Gallai-Ramsey Multiplicity

TL;DR

This paper investigates the minimum total number of rainbow and monochromatic subgraphs in edge-colored complete graphs, providing bounds for the Gallai-Ramsey multiplicity involving small rainbow subgraphs.

Contribution

It introduces bounds for Gallai-Ramsey multiplicity, extending classical Ramsey theory to account for the number of specific rainbow and monochromatic subgraphs.

Findings

Established upper bounds for Gallai-Ramsey multiplicity.

Derived lower bounds for specific small rainbow subgraphs.
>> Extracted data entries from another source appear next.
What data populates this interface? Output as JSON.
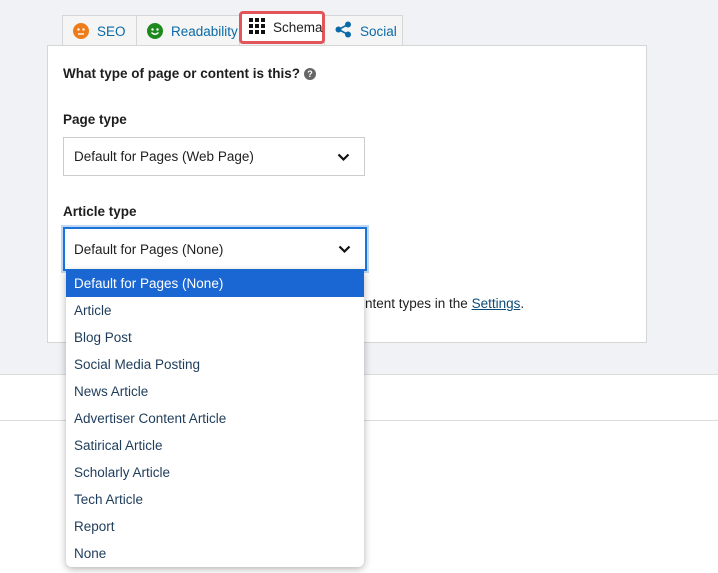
{
  "tabs": [
    {
      "label": "SEO",
      "icon": "orange-neutral-face-icon",
      "color": "#ee7c1b"
    },
    {
      "label": "Readability",
      "icon": "green-smiley-face-icon",
      "color": "#1e8a1e"
    },
    {
      "label": "Schema",
      "icon": "grid-icon"
    },
    {
      "label": "Social",
      "icon": "share-icon"
    }
  ],
  "panel": {
    "question": "What type of page or content is this?",
    "page_type_label": "Page type",
    "page_type_value": "Default for Pages (Web Page)",
    "article_type_label": "Article type",
    "article_type_value": "Default for Pages (None)",
    "hint_text": "ntent types in the ",
    "hint_link": "Settings",
    "hint_end": "."
  },
  "article_options": [
    "Default for Pages (None)",
    "Article",
    "Blog Post",
    "Social Media Posting",
    "News Article",
    "Advertiser Content Article",
    "Satirical Article",
    "Scholarly Article",
    "Tech Article",
    "Report",
    "None"
  ],
  "colors": {
    "accent": "#1a66d2",
    "focus": "#2271b1",
    "tab_highlight": "#e2555a"
  }
}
Connected multiplicity bounds to classical Ramsey numbers.

Abstract

Given two graphs $G$ and $H$, the \emph{general $k$-colored Gallai-Ramsey number} $\operatorname{gr}_k(G:H)$ is defined to be the minimum integer $m$ such that every $k$-coloring of the complete graph on $m$ vertices contains either a rainbow copy of $G$ or a monochromatic copy of $H$. Interesting problems arise when one asks how many such rainbow copy of $G$ and monochromatic copy of $H$ must occur. The \emph{Gallai-Ramsey multiplicity} $\operatorname{GM}_{k}(G,H)$ is defined as the minimum total number of rainbow copy of $G$ and monochromatic copy of $H$ in any exact $k$-coloring of $K_{\operatorname{gr}_{k}(G,H)}$. In this paper, we give upper and lower bounds for Gallai-Ramsey multiplicity involving some small rainbow subgraphs.